I am staying behind for work tonight and meeting my cousin before 10pm. I tend to stay behind at work when I have a lot on my mind. 


Today it is a bit rainy. I tidied my room for not very long last night. I will try and re-arrange some things so it is more comfortable. 

I'm giving it a little while before I plan to live by myself. I think this is best.
I have a lot of things to complete today so I will start doing that.

11/05/17
Oh yeah what did I do yesterday? I gave my vape stick to a co worker who is trying to quit smoking. I showed her how to charge it, refill flavours and to change the mouth piece thing. Had training till 9:00pm and oh boy was I tired. Pizza for dinner - complimentary food for all staff. Vege pizza and soft drinks.

I saw the Opera House under the moon tonight and the Harbour Bridge too. I ate a nice dinner I cooked for myself. 

9/05/2017

11:18pm
I had a small text message confrontation that almost ruined my night last night. I'm only thinking of it now because I'm talking to my friend after seeing some particularly hurtful stuff thrown her way.

I try my hardest to be balanced and to keep my head on my shoulders. Is that weird? I have been thinking a lot about my childhood and it hurts me to think about. Returning to the family home brings a lot of that up for me. I still try, I still try.

Sometimes I try without thinking and that is weird. Freedom is really lovely and I need to take advantage of it more. I think my emotions imprison me all the time.

Mid morning i guess-

Today is data entry day - even though it's unofficial, it is still true. I was going to watch some relaxing TV shows last night before bedtime but I didn't end up doing that. I wish I had made better plans I guess.

On the weekend I ate a lot of Nepalese food with my family and that was nice. 

It is training day at work this Wednesday, which means I won't be able to leave till 9:00pm. Oh nooo.

8/05/2017

12:40am

A great day so far!
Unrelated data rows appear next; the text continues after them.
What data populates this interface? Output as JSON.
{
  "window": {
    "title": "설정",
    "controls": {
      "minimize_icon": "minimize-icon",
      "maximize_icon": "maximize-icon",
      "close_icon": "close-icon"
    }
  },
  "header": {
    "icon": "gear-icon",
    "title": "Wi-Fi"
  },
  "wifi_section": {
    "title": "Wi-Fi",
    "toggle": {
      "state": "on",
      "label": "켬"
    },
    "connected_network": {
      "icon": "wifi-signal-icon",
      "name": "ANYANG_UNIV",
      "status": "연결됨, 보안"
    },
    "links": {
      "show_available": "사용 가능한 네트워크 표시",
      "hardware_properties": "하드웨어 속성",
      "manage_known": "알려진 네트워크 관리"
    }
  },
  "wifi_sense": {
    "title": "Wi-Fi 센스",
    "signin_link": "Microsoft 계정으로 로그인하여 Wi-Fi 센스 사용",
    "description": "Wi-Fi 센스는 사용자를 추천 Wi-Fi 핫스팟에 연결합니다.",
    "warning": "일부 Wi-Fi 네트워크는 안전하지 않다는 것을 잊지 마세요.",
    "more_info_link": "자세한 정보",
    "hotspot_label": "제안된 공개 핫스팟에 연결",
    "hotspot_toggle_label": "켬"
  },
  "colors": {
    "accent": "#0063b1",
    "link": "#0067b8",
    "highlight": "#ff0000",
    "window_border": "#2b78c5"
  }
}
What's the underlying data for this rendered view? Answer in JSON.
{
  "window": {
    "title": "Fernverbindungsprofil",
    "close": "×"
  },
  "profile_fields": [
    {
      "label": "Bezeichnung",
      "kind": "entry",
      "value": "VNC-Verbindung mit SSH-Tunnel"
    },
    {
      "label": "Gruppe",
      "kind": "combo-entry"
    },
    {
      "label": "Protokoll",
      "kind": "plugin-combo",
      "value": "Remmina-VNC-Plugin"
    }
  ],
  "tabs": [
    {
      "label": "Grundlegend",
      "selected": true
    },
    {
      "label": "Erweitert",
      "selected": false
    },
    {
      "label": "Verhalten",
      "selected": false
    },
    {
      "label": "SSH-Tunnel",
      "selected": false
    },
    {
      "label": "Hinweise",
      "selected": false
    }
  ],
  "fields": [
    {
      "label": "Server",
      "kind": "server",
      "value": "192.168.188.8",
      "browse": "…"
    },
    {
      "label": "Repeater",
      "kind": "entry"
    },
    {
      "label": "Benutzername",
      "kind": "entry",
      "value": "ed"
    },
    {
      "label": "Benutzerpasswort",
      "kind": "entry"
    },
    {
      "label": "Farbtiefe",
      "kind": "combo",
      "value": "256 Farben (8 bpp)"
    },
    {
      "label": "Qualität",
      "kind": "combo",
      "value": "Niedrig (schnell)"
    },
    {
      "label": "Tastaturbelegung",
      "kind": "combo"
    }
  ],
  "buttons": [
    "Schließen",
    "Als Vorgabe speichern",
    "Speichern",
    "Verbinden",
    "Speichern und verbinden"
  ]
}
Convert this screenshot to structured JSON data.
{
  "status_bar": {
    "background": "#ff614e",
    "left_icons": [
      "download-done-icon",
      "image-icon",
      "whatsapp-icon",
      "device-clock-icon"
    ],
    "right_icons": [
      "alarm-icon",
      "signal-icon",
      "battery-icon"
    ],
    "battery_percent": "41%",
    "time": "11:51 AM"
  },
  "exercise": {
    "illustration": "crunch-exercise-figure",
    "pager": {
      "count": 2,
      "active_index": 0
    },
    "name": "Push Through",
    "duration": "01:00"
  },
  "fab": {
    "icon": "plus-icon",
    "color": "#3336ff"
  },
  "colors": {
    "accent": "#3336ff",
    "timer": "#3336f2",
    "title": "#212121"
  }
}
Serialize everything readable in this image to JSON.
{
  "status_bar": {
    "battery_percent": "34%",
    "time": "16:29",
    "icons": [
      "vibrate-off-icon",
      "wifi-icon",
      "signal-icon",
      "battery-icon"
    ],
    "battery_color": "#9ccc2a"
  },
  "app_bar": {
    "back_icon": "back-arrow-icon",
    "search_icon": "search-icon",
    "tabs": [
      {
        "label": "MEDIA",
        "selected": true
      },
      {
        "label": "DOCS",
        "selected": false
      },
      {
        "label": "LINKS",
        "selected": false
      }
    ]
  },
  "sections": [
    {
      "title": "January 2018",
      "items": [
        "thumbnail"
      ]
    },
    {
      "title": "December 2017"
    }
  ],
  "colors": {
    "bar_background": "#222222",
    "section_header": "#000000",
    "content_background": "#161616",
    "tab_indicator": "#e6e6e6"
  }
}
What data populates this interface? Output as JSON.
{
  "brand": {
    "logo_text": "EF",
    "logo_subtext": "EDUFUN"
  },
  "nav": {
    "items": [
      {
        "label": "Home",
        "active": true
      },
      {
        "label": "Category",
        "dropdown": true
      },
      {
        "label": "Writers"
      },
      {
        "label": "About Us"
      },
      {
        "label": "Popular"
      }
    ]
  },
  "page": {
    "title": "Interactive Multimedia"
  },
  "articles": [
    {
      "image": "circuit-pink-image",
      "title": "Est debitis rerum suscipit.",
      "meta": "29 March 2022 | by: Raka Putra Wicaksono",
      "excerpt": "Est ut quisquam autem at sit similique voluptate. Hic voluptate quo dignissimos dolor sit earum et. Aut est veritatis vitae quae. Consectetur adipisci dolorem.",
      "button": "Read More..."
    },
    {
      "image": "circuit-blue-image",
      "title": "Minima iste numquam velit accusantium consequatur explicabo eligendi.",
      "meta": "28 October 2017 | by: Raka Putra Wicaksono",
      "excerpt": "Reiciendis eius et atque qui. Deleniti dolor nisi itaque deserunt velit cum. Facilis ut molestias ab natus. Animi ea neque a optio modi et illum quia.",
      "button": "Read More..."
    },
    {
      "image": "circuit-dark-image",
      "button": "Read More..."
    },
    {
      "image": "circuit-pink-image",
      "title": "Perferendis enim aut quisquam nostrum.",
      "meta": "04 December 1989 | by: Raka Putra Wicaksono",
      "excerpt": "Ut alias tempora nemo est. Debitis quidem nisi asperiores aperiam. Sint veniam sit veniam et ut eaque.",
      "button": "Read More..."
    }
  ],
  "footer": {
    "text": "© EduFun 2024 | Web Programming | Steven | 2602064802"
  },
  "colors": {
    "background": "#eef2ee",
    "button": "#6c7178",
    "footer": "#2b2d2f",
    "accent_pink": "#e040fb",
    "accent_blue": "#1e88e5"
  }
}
Goodnight! 

6/05/2017

10:51am
um what the heck? i tried to edit my webpage on my phone and a few entries got deleted, which is briefly upsetting and also annoying. i have a page counter now so that's fun!

if it helps, i remember i wanted to get gozleme at hunter connection yesterday but i actually ended up gtting 3 curries. i was really hungry and ate all of it.

truthfully, i had tried to write a post about some issues i am dealing with but perhaps its for the best to not use geocities for that. maybe that is what anon tumblr is for?i uploaded 2 pics to my instagram this morning and i am showered and dressed. my favourite black shorts given to me by mon are still at my mum and dads house. i am seeing them tomorrow so that's nice.

I ate lunch and played piano near the deck for a bit. It was nice. Now a few people have hopped out to smoke cigarettes so it is almost the end of my break I think. 

I ate some chocolate cake and have had a couple of tiny wins. haha

I am going to go to Burwood food court tonight and eat some vegetarian schnitzel and chips. I need to remember that I am seeing mum and dad for Thanksgiving on Sunday. It's not real Thanksgiving, my dad just calls it that.

10:24

i am late to work and i am eating an apple danish at my desk and someone just asked me how come google looks different for some reason. Hmm I'm not sure to be honest.

I am going to make a cup of tea and keep nibbling on this pastry.

2/05/2017

11:55pm

It was a good day. I had few frustrations and broke maybe a couple of rules and had my patience tested a couple of times.
I cooked crispy dumplings and uploaded two pictures on to instagram.

Whilst I worry about a lot of things, it can't be helped. I will go to sleep soon

3:10 pm

Had a really frustrating phone call that went on for ages. Also, before lunch time someone wanted to tell me about how stressful it is to catch the bus. What can you do, right?????

i am at work right now and on a lunch break. i have noodles for lunch again and there is a chocolate cake in the fridge, which i hope i will get to eat a bit of.

today is a really sunny day but i wore my beanie because i am worried the temperature change will lead to me catching a cold.